Thursday 4 October 2012

Interesting blog bits

  1. Richard Posner asks Do patent and copyright law restrict competition and creativity excessively?
    I am concerned that both patent and copyright protection, though particularly the former, may be excessive.
  2. Gary Becker on Reforming the Patent System Toward a Minimalist System
    The patent system (I concentrate on patents) is supposed to encourage innovation, the foundation of economic progress. It does this by giving patent recipients exclusive control for a specified period of time over use of their patented goods, machinery, processes, or services. It has long been recognized that patents impose costs on society since patents keep out competition, so that the monopoly power of patent holders enables them to raise prices and lower outputs. However, until recent years many other costs of the patent system received little attention, including paradoxically that this system might in fact discourage innovations.
  3. Winton Bates asks Is it the duty of government to realize the good life for all citizens?
    Robert and Edward Skidelsky are unashamedly paternalistic in their views on the role of government. They recommend that governments should promote the good life by taxing the rich more heavily, imposing sumptuary taxes, regulating labour markets more extensively, disallowing tax deductions for advertising, and imposing more restrictions on international trade and capital flows. They see such interventions as necessary to ‘free up’ more time for leisure, reduce income inequality, improve the social bases of health, personality, respect and friendship, and help people to live in harmony with nature.
  4. Chris Dillow asks Why was Hobsbawm Wrongs?
    Great historian, shameful politics. This is the standard reaction to Eric Hobsbawm's death.
  5. Liberty Scott on Hobsbawm - influential yes, deserving veneration? Hardly
    The death of Eric Hobsbawm at 95 has provoked outpourings of paeans to his legacy, glorifying his undoubted significant contribution to the scholarship of history and in being influential, especially to Labour politicians in the UK. He has many fans, it includes Labour leader Ed Miliband, former NZ leftwing Prime Minister Helen Clark and a virtual who's who of leftwing activists in the UK today.

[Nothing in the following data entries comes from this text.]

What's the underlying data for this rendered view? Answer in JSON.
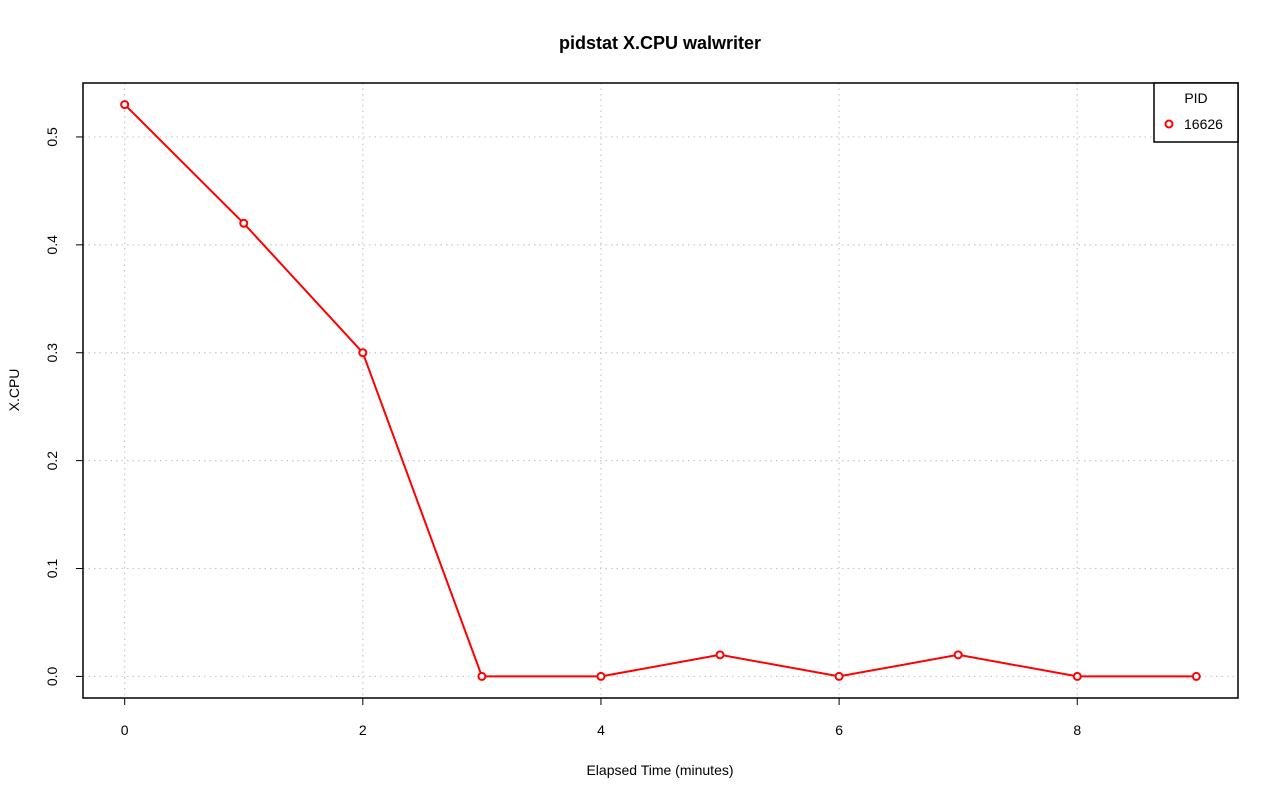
{
  "chart_data": {
    "type": "line",
    "title": "pidstat X.CPU walwriter",
    "xlabel": "Elapsed Time (minutes)",
    "ylabel": "X.CPU",
    "xlim": [
      -0.35,
      9.35
    ],
    "ylim": [
      -0.02,
      0.55
    ],
    "x_ticks": [
      0,
      2,
      4,
      6,
      8
    ],
    "y_ticks": [
      0.0,
      0.1,
      0.2,
      0.3,
      0.4,
      0.5
    ],
    "x_tick_labels": [
      "0",
      "2",
      "4",
      "6",
      "8"
    ],
    "y_tick_labels": [
      "0.0",
      "0.1",
      "0.2",
      "0.3",
      "0.4",
      "0.5"
    ],
    "grid": true,
    "legend": {
      "title": "PID",
      "placement": "top-right"
    },
    "series": [
      {
        "name": "16626",
        "color": "#ff0000",
        "x": [
          0,
          1,
          2,
          3,
          4,
          5,
          6,
          7,
          8,
          9
        ],
        "y": [
          0.53,
          0.42,
          0.3,
          0.0,
          0.0,
          0.02,
          0.0,
          0.02,
          0.0,
          0.0
        ]
      }
    ]
  }
}
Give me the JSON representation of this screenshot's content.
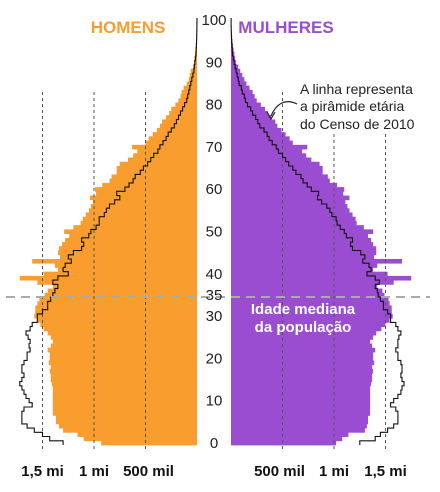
{
  "chart_data": {
    "type": "bar",
    "orientation": "horizontal-population-pyramid",
    "age_axis": {
      "min": 0,
      "max": 100,
      "tick_labels": [
        "0",
        "10",
        "20",
        "30",
        "35",
        "40",
        "50",
        "60",
        "70",
        "80",
        "90",
        "100"
      ]
    },
    "population_axis": {
      "max_millions": 1.75,
      "gridlines_millions": [
        0.5,
        1.0,
        1.5
      ],
      "left_tick_labels": [
        "1,5 mi",
        "1 mi",
        "500 mil"
      ],
      "right_tick_labels": [
        "500 mil",
        "1 mi",
        "1,5 mi"
      ]
    },
    "series": [
      {
        "name": "HOMENS",
        "color": "#f99d2f",
        "values_millions": [
          0.93,
          1.1,
          1.16,
          1.3,
          1.34,
          1.37,
          1.37,
          1.4,
          1.4,
          1.4,
          1.4,
          1.4,
          1.4,
          1.4,
          1.41,
          1.42,
          1.42,
          1.43,
          1.42,
          1.44,
          1.43,
          1.43,
          1.45,
          1.42,
          1.4,
          1.42,
          1.45,
          1.49,
          1.52,
          1.55,
          1.58,
          1.57,
          1.57,
          1.55,
          1.53,
          1.48,
          1.45,
          1.4,
          1.55,
          1.72,
          1.49,
          1.35,
          1.38,
          1.6,
          1.33,
          1.35,
          1.34,
          1.31,
          1.28,
          1.24,
          1.29,
          1.2,
          1.13,
          1.11,
          1.08,
          1.05,
          1.03,
          1.01,
          1.04,
          0.98,
          0.99,
          0.92,
          0.85,
          0.83,
          0.78,
          0.78,
          0.75,
          0.67,
          0.62,
          0.58,
          0.63,
          0.5,
          0.47,
          0.43,
          0.39,
          0.36,
          0.34,
          0.3,
          0.27,
          0.25,
          0.21,
          0.18,
          0.16,
          0.15,
          0.13,
          0.1,
          0.08,
          0.07,
          0.06,
          0.04,
          0.03,
          0.026,
          0.021,
          0.016,
          0.012,
          0.009,
          0.006,
          0.004,
          0.003,
          0.002,
          0.001
        ]
      },
      {
        "name": "MULHERES",
        "color": "#9b4dd2",
        "values_millions": [
          1.02,
          1.08,
          1.14,
          1.3,
          1.32,
          1.33,
          1.33,
          1.35,
          1.35,
          1.35,
          1.35,
          1.35,
          1.35,
          1.35,
          1.36,
          1.37,
          1.37,
          1.38,
          1.37,
          1.39,
          1.38,
          1.38,
          1.4,
          1.37,
          1.35,
          1.38,
          1.41,
          1.46,
          1.5,
          1.54,
          1.57,
          1.56,
          1.56,
          1.54,
          1.53,
          1.49,
          1.47,
          1.42,
          1.58,
          1.75,
          1.52,
          1.38,
          1.42,
          1.66,
          1.39,
          1.41,
          1.41,
          1.38,
          1.36,
          1.33,
          1.38,
          1.29,
          1.22,
          1.21,
          1.18,
          1.15,
          1.13,
          1.11,
          1.15,
          1.09,
          1.1,
          1.03,
          0.96,
          0.94,
          0.89,
          0.89,
          0.86,
          0.78,
          0.73,
          0.69,
          0.74,
          0.6,
          0.57,
          0.53,
          0.49,
          0.45,
          0.43,
          0.39,
          0.36,
          0.33,
          0.29,
          0.25,
          0.23,
          0.21,
          0.18,
          0.15,
          0.13,
          0.11,
          0.09,
          0.07,
          0.05,
          0.04,
          0.033,
          0.026,
          0.02,
          0.015,
          0.011,
          0.008,
          0.005,
          0.003,
          0.002
        ]
      },
      {
        "name": "Censo 2010 homens",
        "values_millions": [
          1.3,
          1.43,
          1.5,
          1.58,
          1.65,
          1.7,
          1.7,
          1.7,
          1.68,
          1.6,
          1.63,
          1.66,
          1.68,
          1.7,
          1.72,
          1.7,
          1.68,
          1.7,
          1.7,
          1.68,
          1.65,
          1.65,
          1.62,
          1.63,
          1.62,
          1.64,
          1.66,
          1.62,
          1.6,
          1.55,
          1.55,
          1.5,
          1.45,
          1.45,
          1.42,
          1.4,
          1.38,
          1.35,
          1.4,
          1.35,
          1.25,
          1.3,
          1.28,
          1.22,
          1.25,
          1.2,
          1.12,
          1.1,
          1.12,
          1.05,
          1.03,
          0.98,
          0.95,
          0.95,
          0.9,
          0.88,
          0.85,
          0.8,
          0.75,
          0.78,
          0.7,
          0.66,
          0.62,
          0.6,
          0.55,
          0.52,
          0.48,
          0.45,
          0.42,
          0.38,
          0.36,
          0.33,
          0.3,
          0.28,
          0.25,
          0.22,
          0.2,
          0.18,
          0.16,
          0.14,
          0.12,
          0.1,
          0.09,
          0.08,
          0.07,
          0.06,
          0.05,
          0.04,
          0.03,
          0.025,
          0.02,
          0.015,
          0.01,
          0.008,
          0.006,
          0.004,
          0.003,
          0.002,
          0.001,
          0.0005,
          0.0002
        ]
      },
      {
        "name": "Censo 2010 mulheres",
        "values_millions": [
          1.25,
          1.4,
          1.45,
          1.52,
          1.58,
          1.62,
          1.62,
          1.62,
          1.6,
          1.55,
          1.58,
          1.62,
          1.65,
          1.66,
          1.68,
          1.66,
          1.65,
          1.66,
          1.66,
          1.65,
          1.62,
          1.62,
          1.6,
          1.62,
          1.62,
          1.63,
          1.65,
          1.62,
          1.6,
          1.55,
          1.55,
          1.52,
          1.48,
          1.48,
          1.45,
          1.43,
          1.42,
          1.4,
          1.44,
          1.4,
          1.32,
          1.36,
          1.34,
          1.28,
          1.3,
          1.26,
          1.18,
          1.16,
          1.18,
          1.12,
          1.1,
          1.06,
          1.03,
          1.02,
          0.98,
          0.96,
          0.93,
          0.88,
          0.84,
          0.85,
          0.78,
          0.74,
          0.7,
          0.68,
          0.63,
          0.6,
          0.56,
          0.53,
          0.5,
          0.46,
          0.44,
          0.4,
          0.37,
          0.35,
          0.32,
          0.28,
          0.26,
          0.24,
          0.21,
          0.19,
          0.16,
          0.14,
          0.13,
          0.11,
          0.1,
          0.08,
          0.07,
          0.06,
          0.05,
          0.04,
          0.03,
          0.022,
          0.016,
          0.012,
          0.009,
          0.006,
          0.004,
          0.003,
          0.002,
          0.001,
          0.0005
        ]
      }
    ],
    "median_age": 35,
    "annotations": {
      "median_label_1": "Idade mediana",
      "median_label_2": "da população",
      "census_note_1": "A linha representa",
      "census_note_2": "a pirâmide etária",
      "census_note_3": "do Censo de 2010"
    },
    "colors": {
      "men": "#f99d2f",
      "women": "#9b4dd2",
      "outline": "#111111",
      "grid": "#555555",
      "median_line": "#aaaaaa"
    }
  }
}
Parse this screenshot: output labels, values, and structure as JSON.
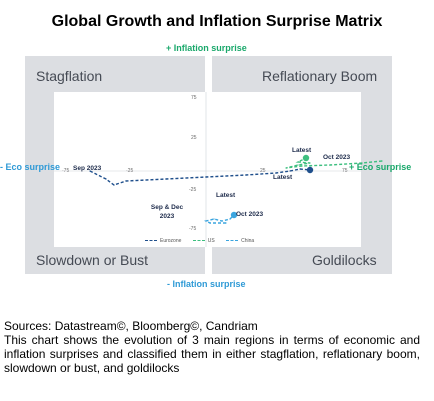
{
  "title": "Global Growth and Inflation Surprise Matrix",
  "quadrants": {
    "top_left": "Stagflation",
    "top_right": "Reflationary Boom",
    "bottom_left": "Slowdown or Bust",
    "bottom_right": "Goldilocks"
  },
  "axis_labels": {
    "top": "+ Inflation surprise",
    "bottom": "- Inflation surprise",
    "left": "- Eco surprise",
    "right": "+ Eco surprise"
  },
  "ticks": {
    "y_top": "75",
    "y_mid_up": "25",
    "y_mid_down": "-25",
    "y_bottom": "-75",
    "x_left": "-75",
    "x_mid_left": "-25",
    "x_mid_right": "25",
    "x_right": "75"
  },
  "annotations": {
    "eurozone_start": "Sep 2023",
    "us_latest": "Latest",
    "us_end": "Oct 2023",
    "eurozone_latest": "Latest",
    "china_latest": "Latest",
    "china_start": "Sep & Dec 2023",
    "china_end": "Oct 2023"
  },
  "colors": {
    "eurozone": "#1f4f8c",
    "us": "#3dbf7f",
    "china": "#3ba5df",
    "quadrant_bg": "#dcdee2",
    "label_green": "#1aa86b",
    "label_blue": "#2f9ad6"
  },
  "chart_data": {
    "type": "line",
    "title": "Global Growth and Inflation Surprise Matrix",
    "xlabel": "Eco surprise",
    "ylabel": "Inflation surprise",
    "xlim": [
      -75,
      75
    ],
    "ylim": [
      -75,
      75
    ],
    "grid": false,
    "legend_position": "bottom",
    "series": [
      {
        "name": "Eurozone",
        "points": [
          [
            -58,
            0
          ],
          [
            -50,
            -8
          ],
          [
            -46,
            -14
          ],
          [
            -40,
            -10
          ],
          [
            -20,
            -8
          ],
          [
            0,
            -6
          ],
          [
            20,
            -4
          ],
          [
            35,
            -2
          ],
          [
            42,
            0
          ],
          [
            47,
            2
          ],
          [
            52,
            1
          ]
        ]
      },
      {
        "name": "US",
        "points": [
          [
            88,
            10
          ],
          [
            78,
            8
          ],
          [
            62,
            6
          ],
          [
            48,
            5
          ],
          [
            40,
            3
          ],
          [
            46,
            6
          ],
          [
            52,
            8
          ],
          [
            46,
            9
          ],
          [
            50,
            13
          ]
        ]
      },
      {
        "name": "China",
        "points": [
          [
            10,
            -52
          ],
          [
            2,
            -52
          ],
          [
            0,
            -50
          ],
          [
            4,
            -48
          ],
          [
            8,
            -50
          ],
          [
            12,
            -48
          ],
          [
            14,
            -44
          ]
        ]
      }
    ]
  },
  "legend": [
    "Eurozone",
    "US",
    "China"
  ],
  "notes": {
    "sources": "Sources: Datastream©, Bloomberg©, Candriam",
    "description": "This chart shows the evolution of 3 main regions in terms of economic and inflation surprises and classified them in either stagflation, reflationary boom, slowdown or bust, and goldilocks"
  }
}
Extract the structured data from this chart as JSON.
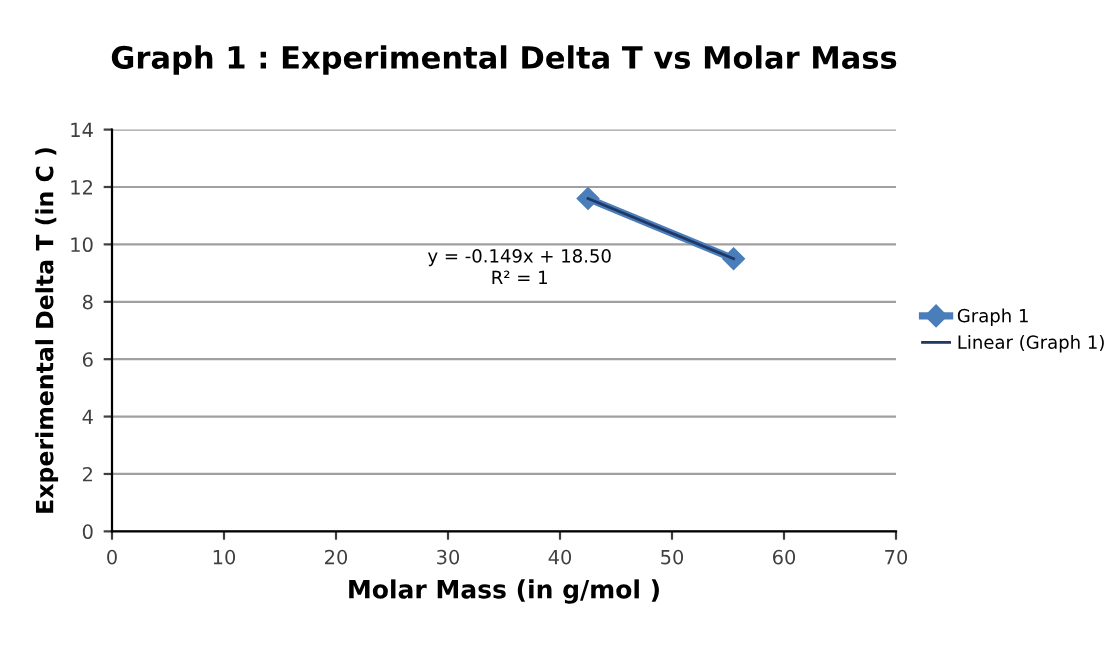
{
  "chart_data": {
    "type": "line",
    "title": "Graph 1 : Experimental Delta T vs Molar Mass",
    "xlabel": "Molar Mass (in g/mol )",
    "ylabel": "Experimental Delta T (in C )",
    "x": [
      42.5,
      55.5
    ],
    "series": [
      {
        "name": "Graph 1",
        "color": "#4a7ebb",
        "values": [
          11.6,
          9.5
        ],
        "marker": "diamond"
      },
      {
        "name": "Linear (Graph 1)",
        "color": "#1f3864",
        "values": [
          11.6,
          9.5
        ],
        "marker": "none"
      }
    ],
    "annotations": [
      "y = -0.149x + 18.50\nR² = 1"
    ],
    "xlim": [
      0,
      70
    ],
    "xticks": [
      0,
      10,
      20,
      30,
      40,
      50,
      60,
      70
    ],
    "ylim": [
      0,
      14
    ],
    "yticks": [
      0,
      2,
      4,
      6,
      8,
      10,
      12,
      14
    ],
    "grid": "y",
    "legend": "right"
  }
}
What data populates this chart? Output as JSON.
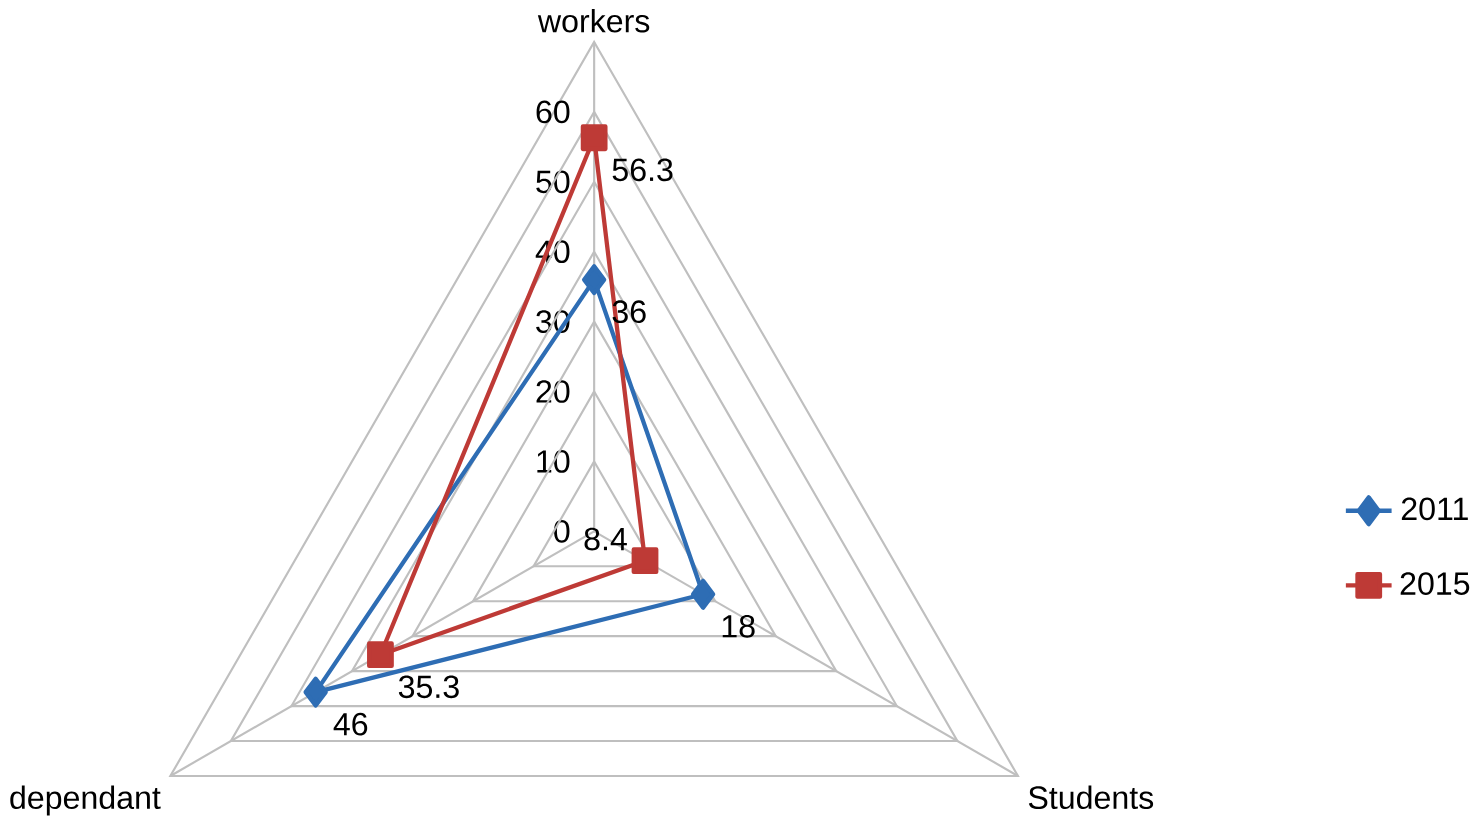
{
  "chart_data": {
    "type": "radar",
    "categories": [
      "workers",
      "Students",
      "dependant"
    ],
    "series": [
      {
        "name": "2011",
        "color": "#2e6db4",
        "marker": "diamond",
        "values": [
          36,
          18,
          46
        ]
      },
      {
        "name": "2015",
        "color": "#be3a36",
        "marker": "square",
        "values": [
          56.3,
          8.4,
          35.3
        ]
      }
    ],
    "ylim": [
      0,
      70
    ],
    "yticks": [
      0,
      10,
      20,
      30,
      40,
      50,
      60
    ],
    "grid": true,
    "legend": "right",
    "data_labels": true,
    "line_style": "solid"
  }
}
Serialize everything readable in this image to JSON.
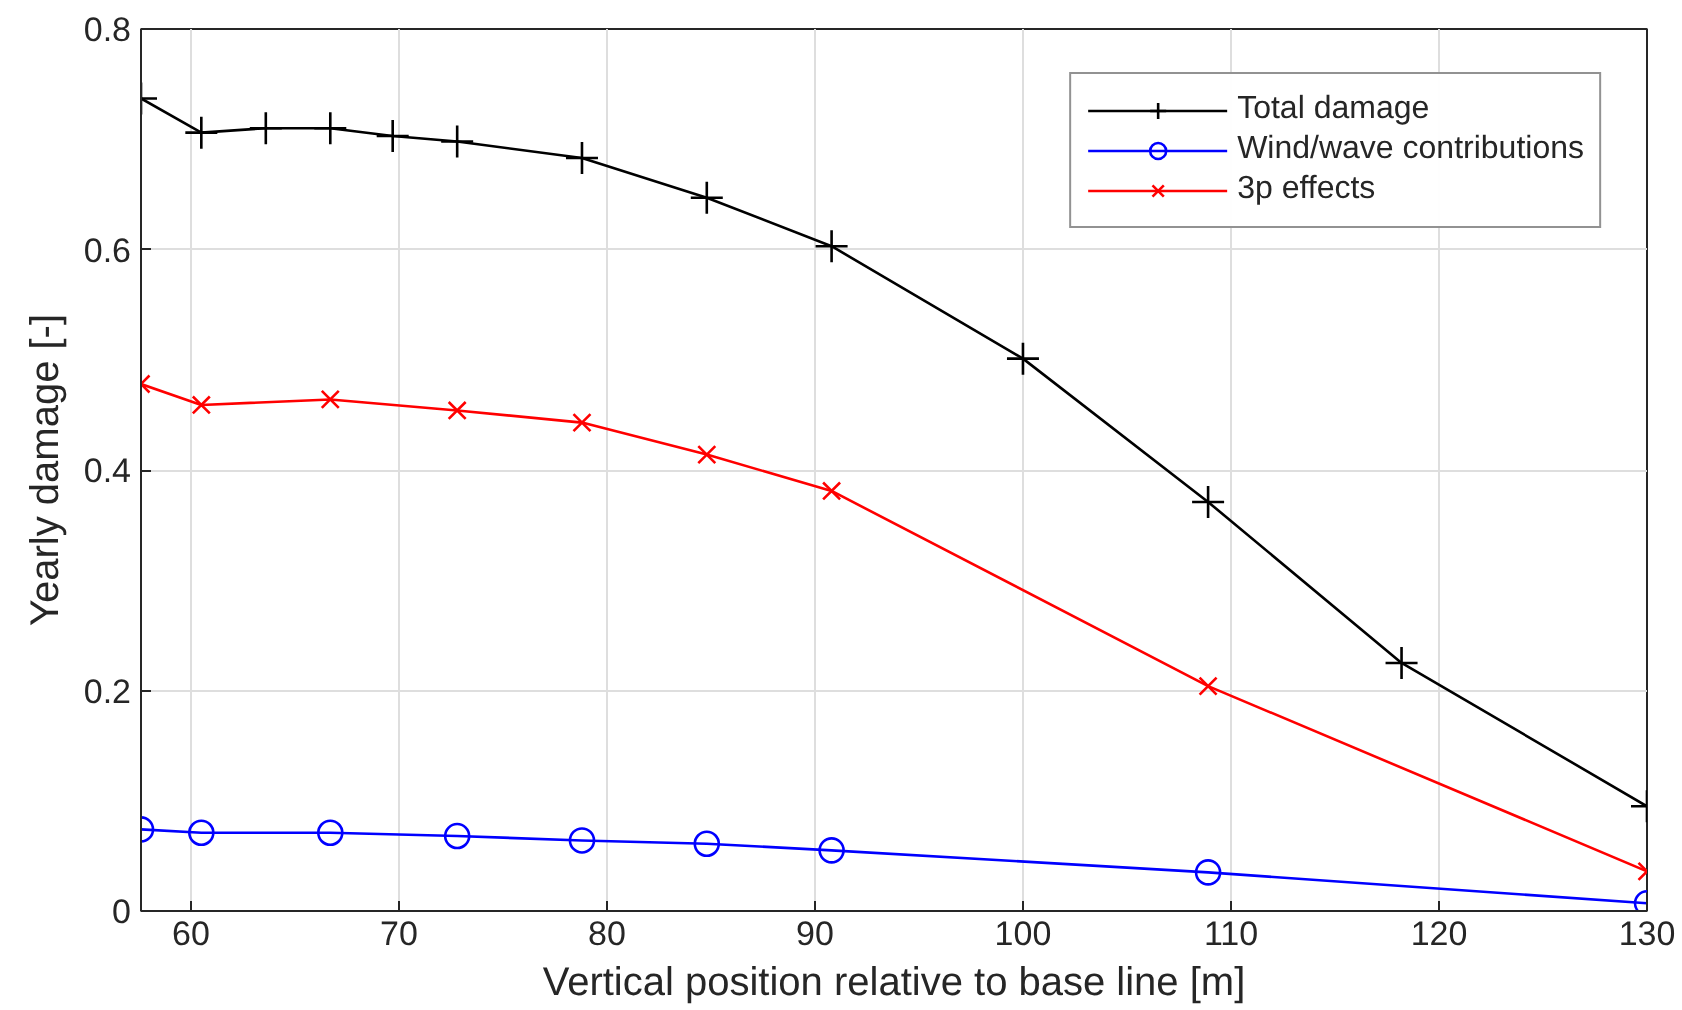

  6. John Taylor on Regulatory Expansion Versus Economic Expansion in Two Recoveries
    Much can be learned by comparing the very weak recovery from the 2007-2009 recession with the very strong recovery from the 1981-82 recession. Both recessions were severe, and U.S. history shows that severe recessions tend to be followed by fast recoveries, even when the severe recession is due to a financial crisis. But growth has averaged only 2.2 percent in this recovery while it averaged 5.7 percent in the 1980s recovery
  7. Christopher Snowdon on A new approach to state-funded pressure groups
    The question of whether the government should be funding pressure groups is one that faces politicians across the developed world. The Australian state of Queensland has decided that actions speak louder than words and is introducing a rule that says NGOs who rely on taxpayers’ money for more than 50 per cent of their income ‘must not advocate for state or federal legislative change’.